Every ounce of rage, every moment of grief from the last five years gets channeled into making Bembe understand the cost of his choices.

He screams about Flora. About the threat to Dasha. About targeting my children.

He screams until he can't anymore.

And when it's finally over, when Bembe is nothing but meat and memory, I step back and survey my work.

"Feel better?" Tor asks quietly.

"No." I wipe my hands clean. "But it's finished. He can't hurt anyone else."

"What about his story? Someone inside tipping them off about Flora?"

"Maybe true, maybe not." I'm exhausted suddenly. "If someone did betray her, they've had five years to cover their tracks. But, I saw the fear in his eyes—he was telling me what he thought I wanted to hear, thought I’d let him keep his life."

Gorm offers. "If someone in our city got your wife killed, we'll find them."

I nod, grateful for the support, but I know a desperate man will do and say anything. "Right now, let's finish here. Get the drugs moved, scene cleaned. I want to go home to my family."

"Rio?" Tor holds up his phone. "The Irish are asking about Bembe."

"Tell him Bembe didn't make it. Tried to escape, forced my hand." I look at what's left of the cartel leader. "Tell him I'm sorry for the inconvenience, but we had no other choice.”

Runes comes up, overhearing every word. “Leave Liam to me. You did what needed to be done. All of you, clean the place up”

We do exactly what our Prez wants—cleaning up evidence, making sure our tracks are covered.

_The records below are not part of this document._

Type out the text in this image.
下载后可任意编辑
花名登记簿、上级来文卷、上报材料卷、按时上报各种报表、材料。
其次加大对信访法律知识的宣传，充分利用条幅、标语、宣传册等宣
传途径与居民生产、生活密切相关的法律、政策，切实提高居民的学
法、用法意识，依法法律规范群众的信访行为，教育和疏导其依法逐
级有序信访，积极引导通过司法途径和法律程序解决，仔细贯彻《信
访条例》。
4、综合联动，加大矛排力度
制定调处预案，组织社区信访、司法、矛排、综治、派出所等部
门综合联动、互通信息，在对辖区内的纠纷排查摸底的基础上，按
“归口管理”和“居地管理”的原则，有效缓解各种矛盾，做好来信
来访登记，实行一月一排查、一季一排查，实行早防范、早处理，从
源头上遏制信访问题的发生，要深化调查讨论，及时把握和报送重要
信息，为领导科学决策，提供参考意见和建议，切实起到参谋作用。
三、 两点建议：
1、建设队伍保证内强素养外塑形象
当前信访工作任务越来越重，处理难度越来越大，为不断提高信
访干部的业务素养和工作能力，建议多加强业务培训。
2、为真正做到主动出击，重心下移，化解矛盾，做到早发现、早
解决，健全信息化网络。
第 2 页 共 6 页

By the time we're done, you'd never know the massacre that took place here.

Except for the missing drugs. And the missing cartel leader.

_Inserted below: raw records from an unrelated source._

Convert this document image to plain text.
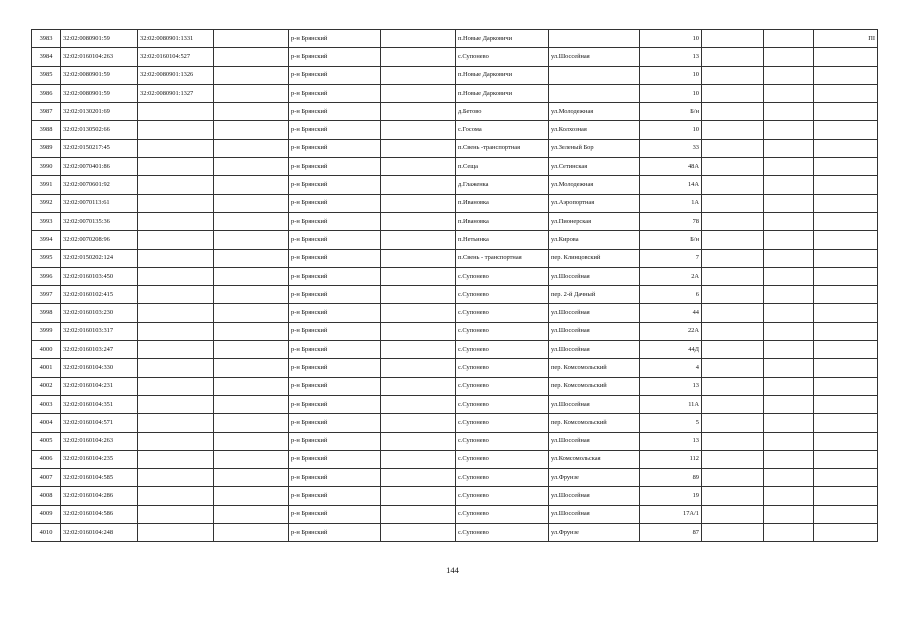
3983	32:02:0080901:59	32:02:0080901:1331		р-н Брянский		п.Новые Дарковичи		10			ПI
3984	32:02:0160104:263	32:02:0160104:527		р-н Брянский		с.Супонево	ул.Шоссейная	13			
3985	32:02:0080901:59	32:02:0080901:1326		р-н Брянский		п.Новые Дарковичи		10			
3986	32:02:0080901:59	32:02:0080901:1327		р-н Брянский		п.Новые Дарковичи		10			
3987	32:02:0130201:69			р-н Брянский		д.Бетово	ул.Молодежная	Б/н			
3988	32:02:0130502:66			р-н Брянский		с.Госома	ул.Колхозная	10			
3989	32:02:0150217:45			р-н Брянский		п.Свень -транспортная	ул.Зеленый Бор	33			
3990	32:02:0070401:86			р-н Брянский		п.Сеща	ул.Сетинская	48А			
3991	32:02:0070601:92			р-н Брянский		д.Глаженка	ул.Молодежная	14А			
3992	32:02:0070113:61			р-н Брянский		п.Ивановка	ул.Аэропортная	1А			
3993	32:02:0070135:36			р-н Брянский		п.Ивановка	ул.Пионерская	78			
3994	32:02:0070208:96			р-н Брянский		п.Нетьинка	ул.Кирова	Б/н			
3995	32:02:0150202:124			р-н Брянский		п.Свень - транспортная	пер. Клинцовский	7			
3996	32:02:0160103:450			р-н Брянский		с.Супонево	ул.Шоссейная	2А			
3997	32:02:0160102:415			р-н Брянский		с.Супонево	пер. 2-й Дачный	6			
3998	32:02:0160103:230			р-н Брянский		с.Супонево	ул.Шоссейная	44			
3999	32:02:0160103:317			р-н Брянский		с.Супонево	ул.Шоссейная	22А			
4000	32:02:0160103:247			р-н Брянский		с.Супонево	ул.Шоссейная	44Д			
4001	32:02:0160104:330			р-н Брянский		с.Супонево	пер. Комсомольский	4			
4002	32:02:0160104:231			р-н Брянский		с.Супонево	пер. Комсомольский	13			
4003	32:02:0160104:351			р-н Брянский		с.Супонево	ул.Шоссейная	11А			
4004	32:02:0160104:571			р-н Брянский		с.Супонево	пер. Комсомольский	5			
4005	32:02:0160104:263			р-н Брянский		с.Супонево	ул.Шоссейная	13			
4006	32:02:0160104:235			р-н Брянский		с.Супонево	ул.Комсомольская	112			
4007	32:02:0160104:585			р-н Брянский		с.Супонево	ул.Фрунзе	89			
4008	32:02:0160104:286			р-н Брянский		с.Супонево	ул.Шоссейная	19			
4009	32:02:0160104:586			р-н Брянский		с.Супонево	ул.Шоссейная	17А/1			
4010	32:02:0160104:248			р-н Брянский		с.Супонево	ул.Фрунзе	87			
144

But those aren’t our problems.

CHAPTER NINE

Dasha

"Dasha, this box says 'kitchen stuff' but there's a lamp in it," Florencia announces, holding up evidence of my terrible packing skills.

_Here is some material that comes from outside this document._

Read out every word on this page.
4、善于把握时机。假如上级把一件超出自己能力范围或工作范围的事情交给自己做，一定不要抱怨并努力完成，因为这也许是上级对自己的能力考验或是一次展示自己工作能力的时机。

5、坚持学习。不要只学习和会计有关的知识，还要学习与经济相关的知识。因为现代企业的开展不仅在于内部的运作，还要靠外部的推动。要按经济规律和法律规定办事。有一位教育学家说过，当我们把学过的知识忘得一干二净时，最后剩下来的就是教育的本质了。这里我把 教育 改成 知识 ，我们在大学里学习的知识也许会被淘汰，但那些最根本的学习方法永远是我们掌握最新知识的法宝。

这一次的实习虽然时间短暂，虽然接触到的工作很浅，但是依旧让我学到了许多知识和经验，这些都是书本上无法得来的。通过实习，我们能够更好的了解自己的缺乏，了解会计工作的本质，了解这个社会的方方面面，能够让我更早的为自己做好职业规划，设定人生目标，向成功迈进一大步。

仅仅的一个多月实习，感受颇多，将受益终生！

"That's... uh, a suggestion, not a rulebook," I offer weakly, looking around my apartment at the chaos we've created.

Two weeks since the night Rio came home covered in blood but whole, and we're finally making it official.

I'm moving in to his house.

The morning sun streams through the windows, highlighting the disaster zone my once-tidy apartment has become.

Boxes are everywhere, some taped, some still gaping open, most labeled in my increasingly creative shorthand that made sense at the time but now seems like a foreign language.

"You're really bad at packing," Cali observes from where she's "helping" by putting my throw pillows into a box one at a time, stopping to hug each one first.